Dhugal Lindsay Report:
In the first 1-m2 MOCNESS net of the cruise we caught a tiny octopus that seemed to have greatly elongated, whiplike suckers on its arms (see Figure 2). This curious little animal is a male of the pelagic octopod Tremoctopus violaceus, the blanket octopus, and is carrying pieces of the tentacle of the Portuguese Man o' War jellyfish Physalia physalia on the suckers of its arms. The suckers are adapted to hold these fragments and the potent venom contained in the stinging cells of the Physalia tentacles acts as a deterrent to most predators. Females of this species grow to over 2m in length while the tiny males have a maximum size of less than 3cm. This is a classic case of biological diversity begetting more biological diversity - with jellyfish as key players. It was first described by E. C. Jones (Science, 1963, 139:764).
Francesc Pages Report:
The blue water diving team led by Larry Madin and Erich Horgan has collected several siphonophore specimens (Rosacea, Athorybia, Agalma, Rhizophysa) over 5 dives, but one of them is particularly remarkable.

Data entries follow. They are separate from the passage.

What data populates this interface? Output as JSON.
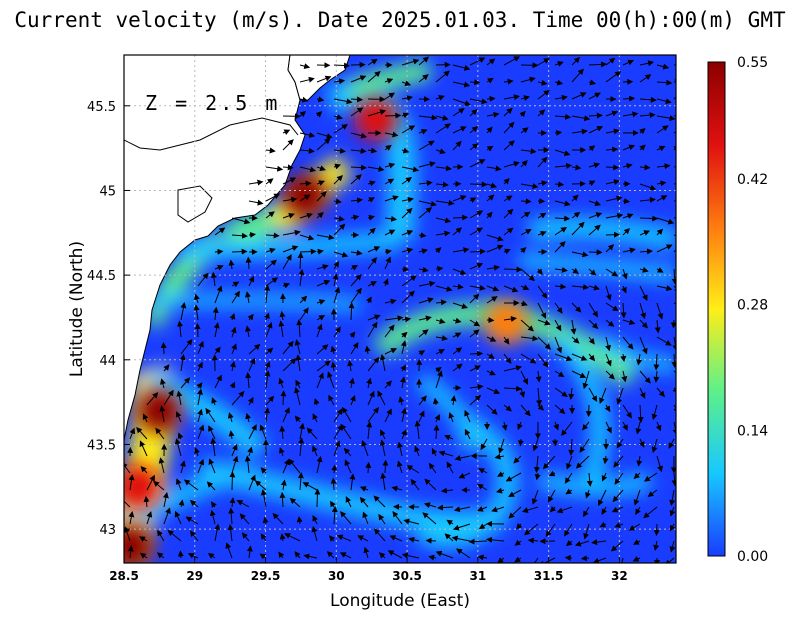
{
  "title": "Current velocity (m/s). Date 2025.01.03. Time 00(h):00(m) GMT",
  "depth_label": "Z = 2.5 m",
  "chart_data": {
    "type": "heatmap",
    "subtype": "current velocity field with vector arrows",
    "xlabel": "Longitude (East)",
    "ylabel": "Latitude (North)",
    "xlim": [
      28.5,
      32.4
    ],
    "ylim": [
      42.8,
      45.8
    ],
    "x_ticks": [
      "28.5",
      "29",
      "29.5",
      "30",
      "30.5",
      "31",
      "31.5",
      "32"
    ],
    "y_ticks": [
      "43",
      "43.5",
      "44",
      "44.5",
      "45",
      "45.5"
    ],
    "grid": true,
    "colorbar": {
      "ticks": [
        "0.00",
        "0.14",
        "0.28",
        "0.42",
        "0.55"
      ],
      "min": 0,
      "max": 0.55,
      "colors": [
        "#1a3cff",
        "#17c8ff",
        "#5df08a",
        "#ffee18",
        "#ff7b10",
        "#e01010",
        "#8c0000"
      ]
    },
    "coast_color": "#ffffff",
    "speed_hotspots": [
      {
        "lon": 29.78,
        "lat": 44.97,
        "speed": 0.52
      },
      {
        "lon": 30.28,
        "lat": 45.42,
        "speed": 0.46
      },
      {
        "lon": 28.75,
        "lat": 43.7,
        "speed": 0.53
      },
      {
        "lon": 28.6,
        "lat": 43.25,
        "speed": 0.45
      },
      {
        "lon": 28.55,
        "lat": 42.9,
        "speed": 0.52
      },
      {
        "lon": 31.2,
        "lat": 44.22,
        "speed": 0.38
      }
    ]
  }
}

On the third dive, a physonect siphonophore of the genus Halistemma about 20 cm long was captured and it showed a conspicuous discontinuity in the siphosome. A close examination indicated that the irregularity actually was a gastrozooid with a large prey inside. The dissection of the gastrozooid revealed that it contained a leptocephalus larva (eel larva) 8 cm long folded 3-4 times (see Figure 3). Siphonophores are divided into the orders cystonects, physonects, and calycophorans. In general, cystonects (Physalia, Rhizophysa, and Bathyphysa) have a diet based on fish, while most of calycophorans (e.g. Rosacea, Lensia, Sphaeronectes) feed upon copepods. The few data available on physonects' (Nanomia) diet indicated large crustaceans (stage V of copepods, krill larvae, decapod larvae) as the main prey. To our knowledge fish have never been reported and certainly not of this size.
Figure 1. Larry Madin, Erich Horgan, Phil Pokorski, and Keegan Plaskon (left to right) ready to go out on a blue-water night dive to collect zooplankton in the Rigid Hull Inflatable Boat.
Figure 2. The pelagic octopod, Tremoctopus violaceus, collected at station #1, carrying pieces of the tentacle of the Portuguese Man o' War jellyfish on its arms.
Figure 3. The physonect siphonophore Halistemma sp. collected during a blue-water dive at station #3. Note the large gastrozoiid that contains the leptocephalus larva.